Is a marriage a binding legal contract or a simple union of persons where either party can opt out whenever (almost like a volunteer project)
In todays world marriages are just not worth fighting for. When you see and hear your friends getting divorced because Joe is boring you want out too Why stay when there are other men out there who will"appreciate" you more "than Joe". Then they
Leave Joe and fund out its hard finding good men like Joe out there and the next guy they marry isn't so great either. Sometimes the problem is "you" and not them. Examine yourself first.
An excellent explanation as always :-)
You know us Jersey Girls:)
Since I got here I've grown accustomed to them lol.
I strongly disagree. My marriage is worth fighting for, and no one can tell me otherwise.
And I would say you have the right mindset. Many don't and find themselves throwing their marriage away because they want to fulfill their selfish desires versus loving their spouse
Bethany i definitely know what you saying. But if you look at the statistics it will tell you differently.
it is a covenant between two people. only reason for backing out is an affair or death. period.
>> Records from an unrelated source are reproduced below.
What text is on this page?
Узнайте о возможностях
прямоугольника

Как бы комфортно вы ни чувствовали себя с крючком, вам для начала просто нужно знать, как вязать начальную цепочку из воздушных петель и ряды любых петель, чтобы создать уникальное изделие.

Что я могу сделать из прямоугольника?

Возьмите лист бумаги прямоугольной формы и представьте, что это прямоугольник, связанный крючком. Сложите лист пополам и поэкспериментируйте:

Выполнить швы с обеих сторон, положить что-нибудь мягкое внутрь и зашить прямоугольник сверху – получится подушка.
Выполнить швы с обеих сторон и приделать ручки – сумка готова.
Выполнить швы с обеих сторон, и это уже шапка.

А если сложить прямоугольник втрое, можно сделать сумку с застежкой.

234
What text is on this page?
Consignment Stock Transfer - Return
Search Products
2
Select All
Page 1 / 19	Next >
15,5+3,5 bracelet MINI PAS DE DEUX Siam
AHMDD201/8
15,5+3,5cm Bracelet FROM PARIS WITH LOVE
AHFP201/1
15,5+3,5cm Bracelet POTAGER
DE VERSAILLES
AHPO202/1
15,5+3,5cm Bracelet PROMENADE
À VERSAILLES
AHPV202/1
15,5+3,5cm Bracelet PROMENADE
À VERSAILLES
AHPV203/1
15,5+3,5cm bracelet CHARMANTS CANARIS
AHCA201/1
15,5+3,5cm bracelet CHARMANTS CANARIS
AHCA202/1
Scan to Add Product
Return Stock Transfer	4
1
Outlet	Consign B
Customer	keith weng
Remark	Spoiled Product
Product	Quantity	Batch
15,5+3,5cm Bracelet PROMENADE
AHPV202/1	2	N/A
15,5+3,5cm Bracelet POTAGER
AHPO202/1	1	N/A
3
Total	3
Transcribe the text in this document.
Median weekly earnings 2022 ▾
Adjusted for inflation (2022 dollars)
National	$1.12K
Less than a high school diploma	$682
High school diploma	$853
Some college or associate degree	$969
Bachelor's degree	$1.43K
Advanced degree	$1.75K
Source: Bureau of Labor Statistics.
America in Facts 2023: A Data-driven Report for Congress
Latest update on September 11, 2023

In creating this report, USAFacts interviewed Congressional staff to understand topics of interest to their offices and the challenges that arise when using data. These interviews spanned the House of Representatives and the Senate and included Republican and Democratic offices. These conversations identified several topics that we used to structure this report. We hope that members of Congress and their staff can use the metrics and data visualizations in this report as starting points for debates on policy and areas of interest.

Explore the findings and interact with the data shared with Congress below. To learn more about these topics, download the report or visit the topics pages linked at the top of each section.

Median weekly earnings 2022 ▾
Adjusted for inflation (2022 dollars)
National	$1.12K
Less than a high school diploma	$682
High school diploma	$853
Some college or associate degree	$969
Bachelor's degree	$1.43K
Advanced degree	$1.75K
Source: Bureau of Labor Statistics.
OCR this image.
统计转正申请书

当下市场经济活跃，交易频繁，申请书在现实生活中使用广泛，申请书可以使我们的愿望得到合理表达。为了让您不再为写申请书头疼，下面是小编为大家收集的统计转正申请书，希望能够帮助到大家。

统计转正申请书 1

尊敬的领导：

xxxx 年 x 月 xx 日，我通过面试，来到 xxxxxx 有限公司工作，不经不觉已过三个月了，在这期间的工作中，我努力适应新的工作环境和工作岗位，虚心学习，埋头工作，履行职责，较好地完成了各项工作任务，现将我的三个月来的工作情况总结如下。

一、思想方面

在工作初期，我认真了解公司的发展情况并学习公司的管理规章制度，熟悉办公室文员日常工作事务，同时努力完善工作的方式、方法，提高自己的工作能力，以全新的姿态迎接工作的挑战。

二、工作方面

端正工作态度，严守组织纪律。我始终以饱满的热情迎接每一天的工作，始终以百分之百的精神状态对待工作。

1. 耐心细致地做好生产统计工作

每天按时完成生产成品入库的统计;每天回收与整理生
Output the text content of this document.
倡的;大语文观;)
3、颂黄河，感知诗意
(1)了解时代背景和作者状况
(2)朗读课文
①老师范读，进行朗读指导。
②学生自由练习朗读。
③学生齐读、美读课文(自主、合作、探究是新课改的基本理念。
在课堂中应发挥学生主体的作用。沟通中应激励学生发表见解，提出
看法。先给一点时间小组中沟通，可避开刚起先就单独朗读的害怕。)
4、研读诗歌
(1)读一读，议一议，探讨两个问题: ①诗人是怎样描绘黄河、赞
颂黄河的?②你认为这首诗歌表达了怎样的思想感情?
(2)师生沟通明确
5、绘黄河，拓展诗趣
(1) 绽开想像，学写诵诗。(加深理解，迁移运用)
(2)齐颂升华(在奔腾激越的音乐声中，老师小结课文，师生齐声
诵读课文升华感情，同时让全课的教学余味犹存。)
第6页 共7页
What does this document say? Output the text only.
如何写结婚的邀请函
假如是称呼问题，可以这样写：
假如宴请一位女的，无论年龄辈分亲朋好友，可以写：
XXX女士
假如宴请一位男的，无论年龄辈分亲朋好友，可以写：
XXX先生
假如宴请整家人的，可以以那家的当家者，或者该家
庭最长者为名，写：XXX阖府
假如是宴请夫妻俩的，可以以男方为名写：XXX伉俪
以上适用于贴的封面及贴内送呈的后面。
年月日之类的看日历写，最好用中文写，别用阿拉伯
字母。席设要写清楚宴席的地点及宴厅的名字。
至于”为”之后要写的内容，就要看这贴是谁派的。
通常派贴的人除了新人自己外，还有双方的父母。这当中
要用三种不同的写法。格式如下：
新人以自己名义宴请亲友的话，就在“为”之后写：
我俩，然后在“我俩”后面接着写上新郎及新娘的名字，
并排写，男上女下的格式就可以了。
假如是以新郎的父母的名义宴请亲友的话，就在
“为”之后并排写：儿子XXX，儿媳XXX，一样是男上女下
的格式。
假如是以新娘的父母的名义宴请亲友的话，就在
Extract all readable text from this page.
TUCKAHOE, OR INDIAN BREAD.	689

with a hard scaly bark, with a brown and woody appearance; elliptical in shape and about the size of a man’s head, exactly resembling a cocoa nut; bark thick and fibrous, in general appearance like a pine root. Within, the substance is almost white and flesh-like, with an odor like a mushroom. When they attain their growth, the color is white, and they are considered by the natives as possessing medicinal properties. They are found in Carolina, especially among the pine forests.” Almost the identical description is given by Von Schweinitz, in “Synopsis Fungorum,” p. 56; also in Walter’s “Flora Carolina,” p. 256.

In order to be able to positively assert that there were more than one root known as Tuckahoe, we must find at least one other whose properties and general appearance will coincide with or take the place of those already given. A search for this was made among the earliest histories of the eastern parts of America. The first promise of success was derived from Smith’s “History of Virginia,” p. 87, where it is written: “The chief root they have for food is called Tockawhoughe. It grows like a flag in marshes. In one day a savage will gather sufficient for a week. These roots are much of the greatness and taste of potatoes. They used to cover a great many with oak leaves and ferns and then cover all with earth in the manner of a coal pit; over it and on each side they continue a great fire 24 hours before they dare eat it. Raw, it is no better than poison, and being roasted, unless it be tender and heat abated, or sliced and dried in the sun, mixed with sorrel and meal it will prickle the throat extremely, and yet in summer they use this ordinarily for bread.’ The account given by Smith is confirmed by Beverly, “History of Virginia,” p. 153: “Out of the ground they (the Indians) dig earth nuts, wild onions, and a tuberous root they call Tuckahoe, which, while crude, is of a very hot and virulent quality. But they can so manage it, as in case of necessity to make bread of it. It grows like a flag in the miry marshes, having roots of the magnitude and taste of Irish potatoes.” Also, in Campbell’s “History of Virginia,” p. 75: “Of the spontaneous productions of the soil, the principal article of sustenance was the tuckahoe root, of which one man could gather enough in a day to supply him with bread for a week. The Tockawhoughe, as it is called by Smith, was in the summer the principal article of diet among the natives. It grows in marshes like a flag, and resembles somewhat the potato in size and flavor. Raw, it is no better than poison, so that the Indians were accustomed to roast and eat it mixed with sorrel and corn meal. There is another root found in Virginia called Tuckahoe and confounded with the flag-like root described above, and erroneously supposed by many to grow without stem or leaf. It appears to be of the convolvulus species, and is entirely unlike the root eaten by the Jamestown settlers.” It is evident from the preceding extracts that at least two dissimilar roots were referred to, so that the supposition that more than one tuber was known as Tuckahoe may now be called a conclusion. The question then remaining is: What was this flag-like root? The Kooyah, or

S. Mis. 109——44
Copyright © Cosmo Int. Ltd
and cruelty, since that's pretty much abandoning the family as well
really depends on your definition of marriage (I have a feeling I'm about to step in "it"). if you don't nec go with the view that a marriage is an agreement sanctioned by some authorized entity (church and/or state) but rather the agreement of two
people to build a life together for as long add they both still want to (which encompasses more than just "want" but I'm lacking the correct word at this point) then yes you can walk at any time. but I completely disagree with anyone that says it
makes it easy to do so. I was married and then divorced both with the consent of the state. I am now truly married with two kids though I didn't get the "ok" in the form of a license. I believe the beginning and ending of a relationship should not be
dictated to by anyone other than those in the relationship. you want to ask for help, great. but if I don't ask, mind your business.
By law it's a binding contract. But that doesn't mean we shouldn't have a discussion to considering a different approach.
It has to be considered a contract. Property, custody, obligation and liability are all components of a marriage. Because of this, it has to be viewed as a legal contract.
Would you, as president, take steps to help lessen the divorce rate then?
No. As president, it's none of my business.
Not quite clear on the distinction you're drawing. You can pretty much get out of a contract whenever you want. It might cost you a lot of money, but you can just about always get out of it voluntarily.
Should marriage be defined as something more then just a casual thing to be rid of when you grow tired of it or should it be taken seriously?
Of course it should. And it is. That's why people get married at all rather than just continuing to be in a committed relationship.
If you're looking for a simple union that can be broken whenever, you probably shouldn't be considering marriage.
I think it should be binding, but not considered a legal contract. it should be a symbol of love that binds two people together who have committed to be with each other forever.
What happens when that good feeling of love fades
well, I have no idea really. but I do know that when I get married, I will be committing to her forever, so well just have to find a way to make it work.